As I craft this theme, I consider why the cycle of meeting, separation, and longing is so compelling. Recently, I came across some quotes that helped supply my answer. Jose Gasset, from above, explained when our visions of personal futures collide with, or are shaped by, present time, the result is termed “life.” We begin with a mental vision, a prediction creating a goal, much like the longing of my lovers.

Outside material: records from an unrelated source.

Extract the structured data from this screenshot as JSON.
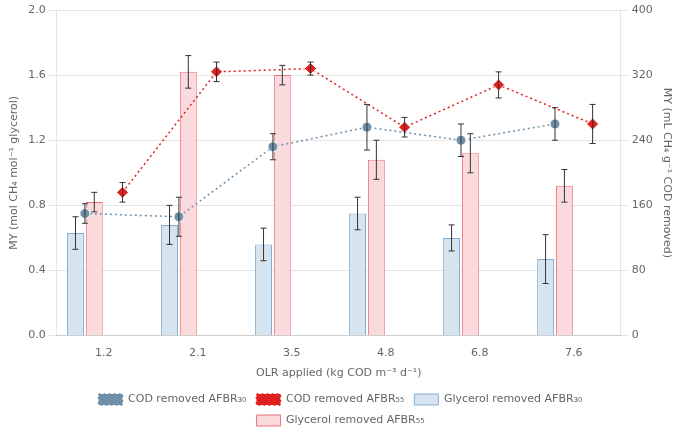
{
  "chart_data": {
    "type": "bar",
    "xlabel": "OLR applied (kg COD m⁻³ d⁻¹)",
    "ylabel": "MY (mol CH₄ mol⁻¹ glycerol)",
    "y2label": "MY (mL CH₄ g⁻¹ COD removed)",
    "categories": [
      "1.2",
      "2.1",
      "3.5",
      "4.8",
      "6.8",
      "7.6"
    ],
    "series": [
      {
        "name": "Glycerol removed AFBR₃₀",
        "type": "bar",
        "color": "#d6e4f0",
        "values": [
          0.63,
          0.68,
          0.56,
          0.75,
          0.6,
          0.47
        ],
        "errors": [
          0.1,
          0.12,
          0.1,
          0.1,
          0.08,
          0.15
        ]
      },
      {
        "name": "Glycerol removed AFBR₅₅",
        "type": "bar",
        "color": "#fadadd",
        "values": [
          0.82,
          1.62,
          1.6,
          1.08,
          1.12,
          0.92
        ],
        "errors": [
          0.06,
          0.1,
          0.06,
          0.12,
          0.12,
          0.1
        ]
      },
      {
        "name": "COD removed AFBR₃₀",
        "type": "line",
        "axis": "y2",
        "color": "#7090aa",
        "marker": "circle",
        "line_style": "dotted",
        "values": [
          150,
          146,
          232,
          256,
          240,
          260
        ],
        "errors": [
          12,
          24,
          16,
          28,
          20,
          20
        ]
      },
      {
        "name": "COD removed AFBR₅₅",
        "type": "line",
        "axis": "y2",
        "color": "#e02020",
        "marker": "diamond",
        "line_style": "dotted",
        "values": [
          176,
          324,
          328,
          256,
          308,
          260
        ],
        "errors": [
          12,
          12,
          8,
          12,
          16,
          24
        ]
      }
    ],
    "ylim": [
      0.0,
      2.0
    ],
    "yticks": [
      {
        "value": 0,
        "label": "0.0"
      },
      0.4,
      0.8,
      1.2,
      1.6,
      {
        "value": 2,
        "label": "2.0"
      }
    ],
    "y2lim": [
      0,
      400
    ],
    "y2ticks": [
      0,
      80,
      160,
      240,
      320,
      400
    ],
    "grid": true,
    "legend": "bottom"
  }
}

Similarly, while reading Jane Friedman's blog, “You are bad at making yourself happy,” I came upon the same idea. She quoted a review posted on Amazon by Malcolm Gladwell for a book entitled, Stumbling on Happiness. I list his quote again:

“What distinguishes us as human beings from other animals is our ability to predict the future–or rather, our interest in predicting the future. We spend a great deal of our waking life imagining what it would be like to be this way or that way, or to do this or that, or taste or buy or experience some state or feeling or thing. We do that for good reasons: it is what allows us to shape our life. And it is by trying to exert some control over our futures that we attempt to be happy. But by any objective measure, we are really bad at that predictive function. We’re terrible at knowing how we will feel a day or a month or year from now, and even worse at knowing what will and will not bring us that cherished happiness. Gilbert sets out to figure what that’s so: why we are so terrible at something that would seem to be so extraordinarily important?
In making his case, Gilbert walks us through a series of fascinating—and in some ways troubling—facts about the way our minds work. In particular, Gilbert is interested in delineating the shortcomings of imagination. We’re far too accepting of the conclusions of our imaginations. Our imaginations aren’t particularly imaginative. Our imaginations are really bad at telling us how we will think when the future finally comes. And our personal experiences aren’t nearly as good at correcting these errors as we might think.”
It seems we are captivated by our imaginations, and while convincing and believable, are largely unable to accurately predict the future. The thrill of the chase. It excites our senses, feeds our minds. Why wouldn't my separated lovers dream of bliss beyond their wildest dreams, if only they could be together. Aren't we all dreamers?

“ Life can only be understood backward, but it must be lived forward.” ~Erica Jong, Fear of Flying
What do you think?  Is the journey more exciting or more important than the end?